Fully nourished, we began our descent of the hill. It was at about this point that I started to realize that perhaps the indigestion I was feeling was a bit more than just a bad breakfast. Still, with this being our only chance to tour the Maharaja’s Palace and the other sights in Mysore I pushed on. And I’m really glad I did.
A few hundred steps down from top of the hill is Nandi, Lord Shiva’s Bull. The bull stands ~15 feet tall and is quite an impressive sight. On the day we were there a number of folks were out offering prayers. In addition, apparently it was bath day for Nandi; an number of men were up on scaffolding surrounding the statue washing it down, one bucket at a time.
The rest of the climb down was relatively uneventful, except that my legs started to give out on me towards the end. We did encounter a few others headed up the steps, including this woman:
Our driver was waiting for us at the bottom of the hill and took us to a restaurant where we had lunch. Actually I merely tried to have lunch, as I couldn’t really stomach any food. At this point we had to cut the trip short and return to the hotel in Bangalore.
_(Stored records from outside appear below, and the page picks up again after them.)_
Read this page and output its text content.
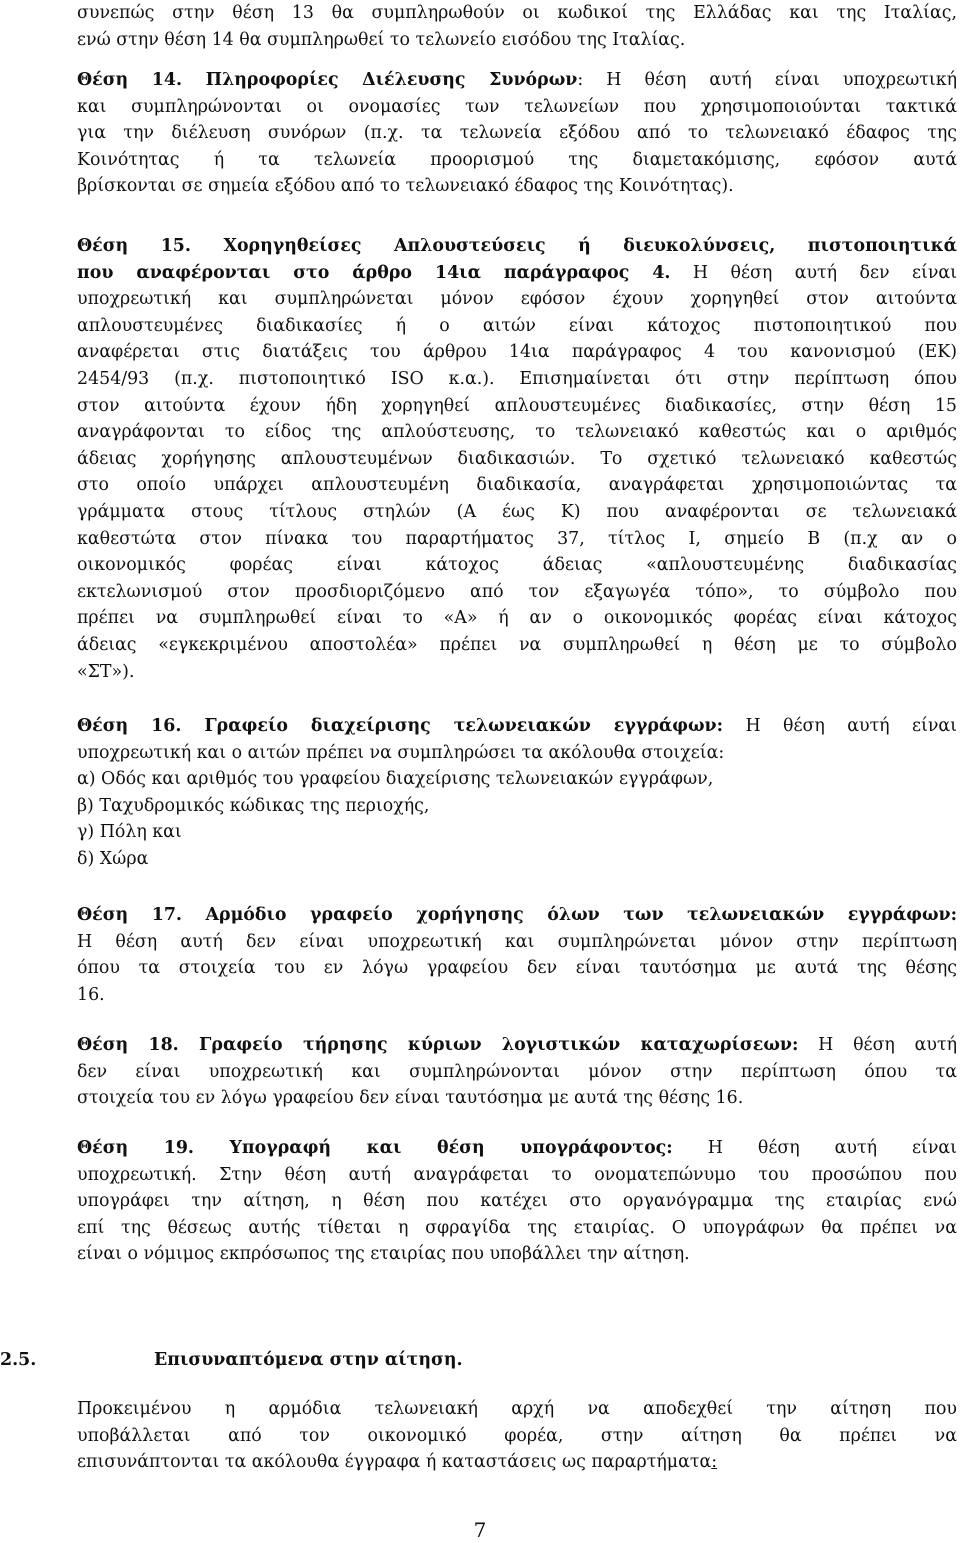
συνεπώς στην θέση 13 θα συμπληρωθούν οι κωδικοί της Ελλάδας και της Ιταλίας,
ενώ στην θέση 14 θα συμπληρωθεί το τελωνείο εισόδου της Ιταλίας.
Θέση 14. Πληροφορίες Διέλευσης Συνόρων: Η θέση αυτή είναι υποχρεωτική
και συμπληρώνονται οι ονομασίες των τελωνείων που χρησιμοποιούνται τακτικά
για την διέλευση συνόρων (π.χ. τα τελωνεία εξόδου από το τελωνειακό έδαφος της
Κοινότητας ή τα τελωνεία προορισμού της διαμετακόμισης, εφόσον αυτά
βρίσκονται σε σημεία εξόδου από το τελωνειακό έδαφος της Κοινότητας).
Θέση 15. Χορηγηθείσες Απλουστεύσεις ή διευκολύνσεις, πιστοποιητικά
που αναφέρονται στο άρθρο 14ια παράγραφος 4. Η θέση αυτή δεν είναι
υποχρεωτική και συμπληρώνεται μόνον εφόσον έχουν χορηγηθεί στον αιτούντα
απλουστευμένες διαδικασίες ή ο αιτών είναι κάτοχος πιστοποιητικού που
αναφέρεται στις διατάξεις του άρθρου 14ια παράγραφος 4 του κανονισμού (ΕΚ)
2454/93 (π.χ. πιστοποιητικό ISO κ.α.). Επισημαίνεται ότι στην περίπτωση όπου
στον αιτούντα έχουν ήδη χορηγηθεί απλουστευμένες διαδικασίες, στην θέση 15
αναγράφονται το είδος της απλούστευσης, το τελωνειακό καθεστώς και ο αριθμός
άδειας χορήγησης απλουστευμένων διαδικασιών. Το σχετικό τελωνειακό καθεστώς
στο οποίο υπάρχει απλουστευμένη διαδικασία, αναγράφεται χρησιμοποιώντας τα
γράμματα στους τίτλους στηλών (Α έως Κ) που αναφέρονται σε τελωνειακά
καθεστώτα στον πίνακα του παραρτήματος 37, τίτλος Ι, σημείο Β (π.χ αν ο
οικονομικός φορέας είναι κάτοχος άδειας «απλουστευμένης διαδικασίας
εκτελωνισμού στον προσδιοριζόμενο από τον εξαγωγέα τόπο», το σύμβολο που
πρέπει να συμπληρωθεί είναι το «Α» ή αν ο οικονομικός φορέας είναι κάτοχος
άδειας «εγκεκριμένου αποστολέα» πρέπει να συμπληρωθεί η θέση με το σύμβολο
«ΣΤ»).
Θέση 16. Γραφείο διαχείρισης τελωνειακών εγγράφων: Η θέση αυτή είναι
υποχρεωτική και ο αιτών πρέπει να συμπληρώσει τα ακόλουθα στοιχεία:
α) Οδός και αριθμός του γραφείου διαχείρισης τελωνειακών εγγράφων,
β) Ταχυδρομικός κώδικας της περιοχής,
γ) Πόλη και
δ) Χώρα
Θέση 17. Αρμόδιο γραφείο χορήγησης όλων των τελωνειακών εγγράφων:
Η θέση αυτή δεν είναι υποχρεωτική και συμπληρώνεται μόνον στην περίπτωση
όπου τα στοιχεία του εν λόγω γραφείου δεν είναι ταυτόσημα με αυτά της θέσης
16.
Θέση 18. Γραφείο τήρησης κύριων λογιστικών καταχωρίσεων: Η θέση αυτή
δεν είναι υποχρεωτική και συμπληρώνονται μόνον στην περίπτωση όπου τα
στοιχεία του εν λόγω γραφείου δεν είναι ταυτόσημα με αυτά της θέσης 16.
Θέση 19. Υπογραφή και θέση υπογράφοντος: Η θέση αυτή είναι
υποχρεωτική. Στην θέση αυτή αναγράφεται το ονοματεπώνυμο του προσώπου που
υπογράφει την αίτηση, η θέση που κατέχει στο οργανόγραμμα της εταιρίας ενώ
επί της θέσεως αυτής τίθεται η σφραγίδα της εταιρίας. Ο υπογράφων θα πρέπει να
είναι ο νόμιμος εκπρόσωπος της εταιρίας που υποβάλλει την αίτηση.
2.5.	Επισυναπτόμενα στην αίτηση.
Προκειμένου η αρμόδια τελωνειακή αρχή να αποδεχθεί την αίτηση που
υποβάλλεται από τον οικονομικό φορέα, στην αίτηση θα πρέπει να
επισυνάπτονται τα ακόλουθα έγγραφα ή καταστάσεις ως παραρτήματα:
7
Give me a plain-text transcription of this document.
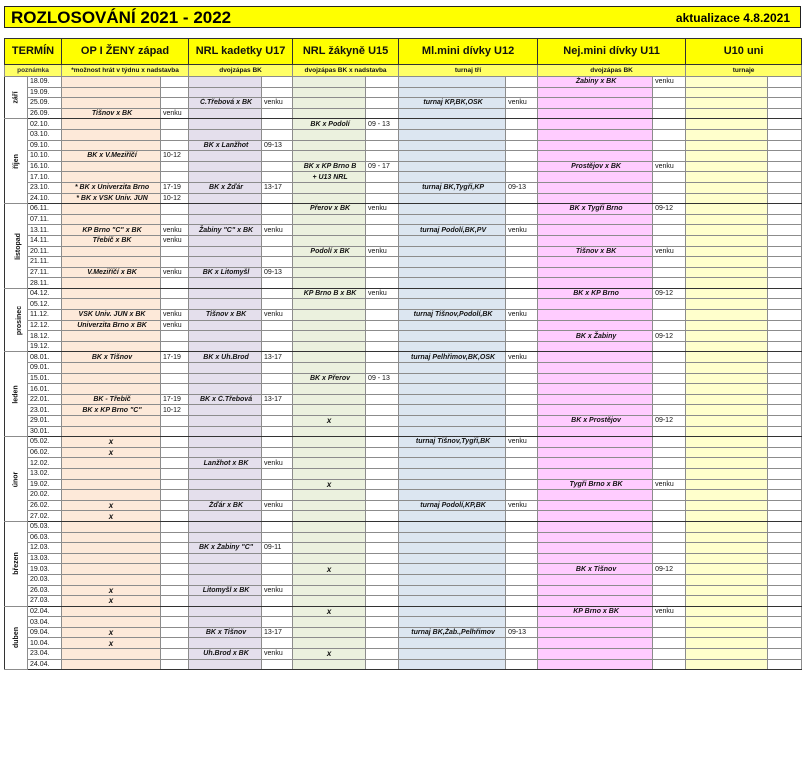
ROZLOSOVÁNÍ 2021 - 2022	aktualizace 4.8.2021
TERMÍN		OP I ŽENY západ		NRL kadetky U17		NRL žákyně U15		Ml.mini dívky U12		Nej.mini dívky U11		U10 uni	
poznámka		*možnost hrát v týdnu x nadstavba		dvojzápas BK		dvojzápas BK x nadstavba		turnaj tří		dvojzápas BK		turnaje	
září	18.09.									Žabiny x BK	venku		
	19.09.												
	25.09.			Č.Třebová x BK	venku			turnaj KP,BK,OSK	venku				
	26.09.	Tišnov x BK	venku										
říjen	02.10.					BK x Podolí	09 - 13						
	03.10.												
	09.10.			BK x Lanžhot	09-13								
	10.10.	BK x V.Meziříčí	10-12										
	16.10.					BK x KP Brno B	09 - 17			Prostějov x BK	venku		
	17.10.					+ U13 NRL							
	23.10.	* BK x Univerzita Brno	17-19	BK x Žďár	13-17			turnaj BK,Tygři,KP	09-13				
	24.10.	* BK x VSK Univ. JUN	10-12										
listopad	06.11.					Přerov x BK	venku			BK x Tygři Brno	09-12		
	07.11.												
	13.11.	KP Brno "C" x BK	venku	Žabiny "C" x BK	venku			turnaj Podolí,BK,PV	venku				
	14.11.	Třebíč x BK	venku										
	20.11.					Podolí x BK	venku			Tišnov x BK	venku		
	21.11.												
	27.11.	V.Meziříčí x BK	venku	BK x Litomyšl	09-13								
	28.11.												
prosinec	04.12.					KP Brno B x BK	venku			BK x KP Brno	09-12		
	05.12.												
	11.12.	VSK Univ. JUN x BK	venku	Tišnov x BK	venku			turnaj Tišnov,Podolí,BK	venku				
	12.12.	Univerzita Brno x BK	venku										
	18.12.									BK x Žabiny	09-12		
	19.12.												
leden	08.01.	BK x Tišnov	17-19	BK x Uh.Brod	13-17			turnaj Pelhřimov,BK,OSK	venku				
	09.01.												
	15.01.					BK x Přerov	09 - 13						
	16.01.												
	22.01.	BK - Třebíč	17-19	BK x Č.Třebová	13-17								
	23.01.	BK x KP Brno "C"	10-12										
	29.01.					x				BK x Prostějov	09-12		
	30.01.												
únor	05.02.	x						turnaj Tišnov,Tygři,BK	venku				
	06.02.	x											
	12.02.			Lanžhot x BK	venku								
	13.02.												
	19.02.					x				Tygři Brno x BK	venku		
	20.02.												
	26.02.	x		Žďár x BK	venku			turnaj Podolí,KP,BK	venku				
	27.02.	x											
březen	05.03.												
	06.03.												
	12.03.			BK x Žabiny "C"	09-11								
	13.03.												
	19.03.					x				BK x Tišnov	09-12		
	20.03.												
	26.03.	x		Litomyšl x BK	venku								
	27.03.	x											
duben	02.04.					x				KP Brno x BK	venku		
	03.04.												
	09.04.	x		BK x Tišnov	13-17			turnaj BK,Žab.,Pelhřimov	09-13				
	10.04.	x											
	23.04.			Uh.Brod x BK	venku	x							
	24.04.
The bad news was that the hotel was a few hours away, and we had a very hard time explaining to the driver that we wanted to skip the rest of the trip, much less why we needed to return. Fortunately we eventually made the point clear enough. I spent the next couple days lying on the couch, waiting desperately for the cipro to kick in and clear up my stomach bug. It did, and hopefully next time I will remember to not lick my fingers when eating street food in India.
We didn’t get to see the palaces, the gardens, the market or a number of other things we intended to do during the trip. Now we have a(nother) good reason to go back to India.
PS – These notes are based on my trip from November 2005, so things may have changed a bit. But considering the thousands of years of history and the slow pace of change of things in India, I’m guessing that things are pretty much the same these days.